Initially, this recipe sounds a little high maintenance—you have to brown some butter and whip a few egg whites. Neither ended up being a big deal. The butter is browned in a pan—easy enough. Then a few dry ingredients are combined in one bowl, and egg whites are whipped until thick and foamy—you don’t even have to bother with “peaks”. (But if you are wondering about peaks in meringue, read all about them here.) Those three components are then combined with a rubber spatula. Fin.
The browned butter is the last ingredient to go in and I did get the impression that it could take down the whole operation. It’s a lot of butter, and my egg white and almond flour mixture seemed too delicate to hold on to all that fat. But a few stirs and swipes later, the butter had blended in perfectly.

I find these cakes far easier to whip up than anything that uses the creaming method, so I highly recommend this recipe if you can’t be bothered with room-temperature butter or alternating dry and wet ingredients. Get the cakes straight in the preheated oven after the batter is mixed so the friands have a nice flat top with a crisp and chewy edge. Let the batter cool and they bake up with more of a rounded, puffy top. The flavor is the same, so it’s really a matter of preference.

For other berry sweets, try our Lemon-Raspberry Olive Oil Muffins, or our Strawberry and Amaretti Fool.

Baking Tip of the Week: Swapping out fresh fruit

What you’ve always suspected is true—I’m a rebel. My raspberry friands are actually strawberry-studded. I love raspberries, but not everyone else does. Maybe you forgot to put raspberries on your grocery list. Whatever the reason, you can go ahead and switch the fruit—to a point.

Our Raspberry Friands are a great example of wiggle room in baking because, largely, berries can be switched out without much trouble. Blueberries, raspberries, strawberries and blackberries all sit well in the middle of a friand, because the batter is thick enough to hold any of them, you only need one small berry (or berry segment), and they don’t bake for very long. Most importantly, berries hold onto their juice differently than other fruits. I wouldn’t swap in a chunk of pineapple or juicy segment of orange in these friands, for example.

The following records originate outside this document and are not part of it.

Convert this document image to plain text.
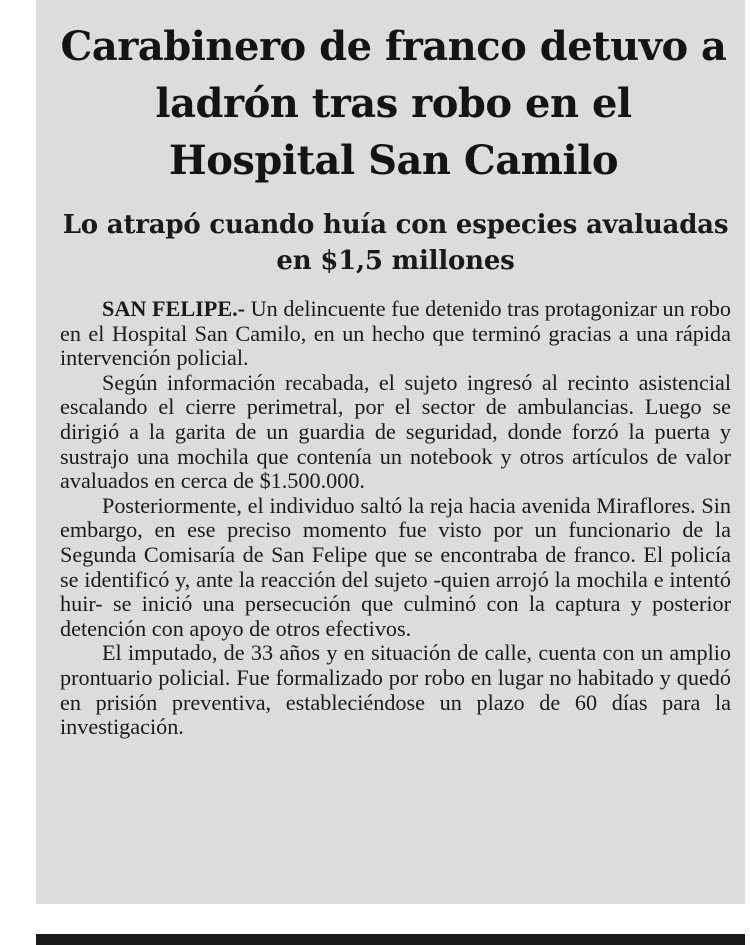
Carabinero de franco detuvo a ladrón tras robo en el Hospital San Camilo
Lo atrapó cuando huía con especies avaluadas en $1,5 millones

SAN FELIPE.- Un delincuente fue detenido tras protagonizar un robo en el Hospital San Camilo, en un hecho que terminó gracias a una rápida intervención policial.

Según información recabada, el sujeto ingresó al recinto asistencial escalando el cierre perimetral, por el sector de ambulancias. Luego se dirigió a la garita de un guardia de seguridad, donde forzó la puerta y sustrajo una mochila que contenía un notebook y otros artículos de valor avaluados en cerca de $1.500.000.

Posteriormente, el individuo saltó la reja hacia avenida Miraflores. Sin embargo, en ese preciso momento fue visto por un funcionario de la Segunda Comisaría de San Felipe que se encontraba de franco. El policía se identificó y, ante la reacción del sujeto -quien arrojó la mochila e intentó huir- se inició una persecución que culminó con la captura y posterior detención con apoyo de otros efectivos.

El imputado, de 33 años y en situación de calle, cuenta con un amplio prontuario policial. Fue formalizado por robo en lugar no habitado y quedó en prisión preventiva, estableciéndose un plazo de 60 días para la investigación.
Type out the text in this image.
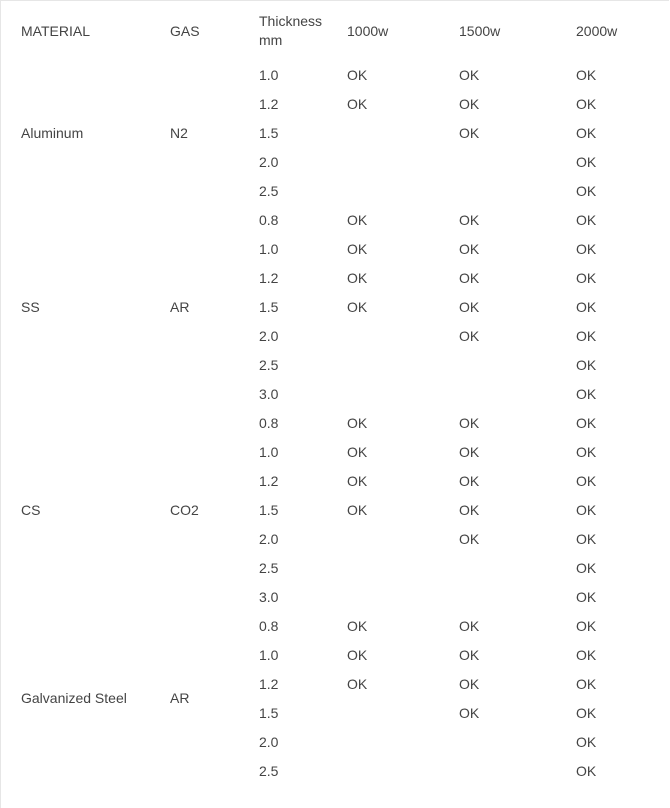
MATERIAL	GAS	Thickness mm	1000w	1500w	2000w

Aluminum	N2	1.0	OK	OK	OK
		1.2	OK	OK	OK
		1.5		OK	OK
		2.0			OK
		2.5			OK
SS	AR	0.8	OK	OK	OK
		1.0	OK	OK	OK
		1.2	OK	OK	OK
		1.5	OK	OK	OK
		2.0		OK	OK
		2.5			OK
		3.0			OK
CS	CO2	0.8	OK	OK	OK
		1.0	OK	OK	OK
		1.2	OK	OK	OK
		1.5	OK	OK	OK
		2.0		OK	OK
		2.5			OK
		3.0			OK
Galvanized Steel	AR	0.8	OK	OK	OK
		1.0	OK	OK	OK
		1.2	OK	OK	OK
		1.5		OK	OK
		2.0			OK
		2.5			OK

Furthermore, fruit friands require only the smallest touch of fruit, so a berry swap won’t make a difference here, but that doesn’t extend to all berry recipes. When it comes to baking with large quantities of a single fruit, like in fruit pies, crumbles, or even fruit-studded cakes, stick to the intended fruit. A berry swap there might throw off the thickener or leave you with a soggy crumb.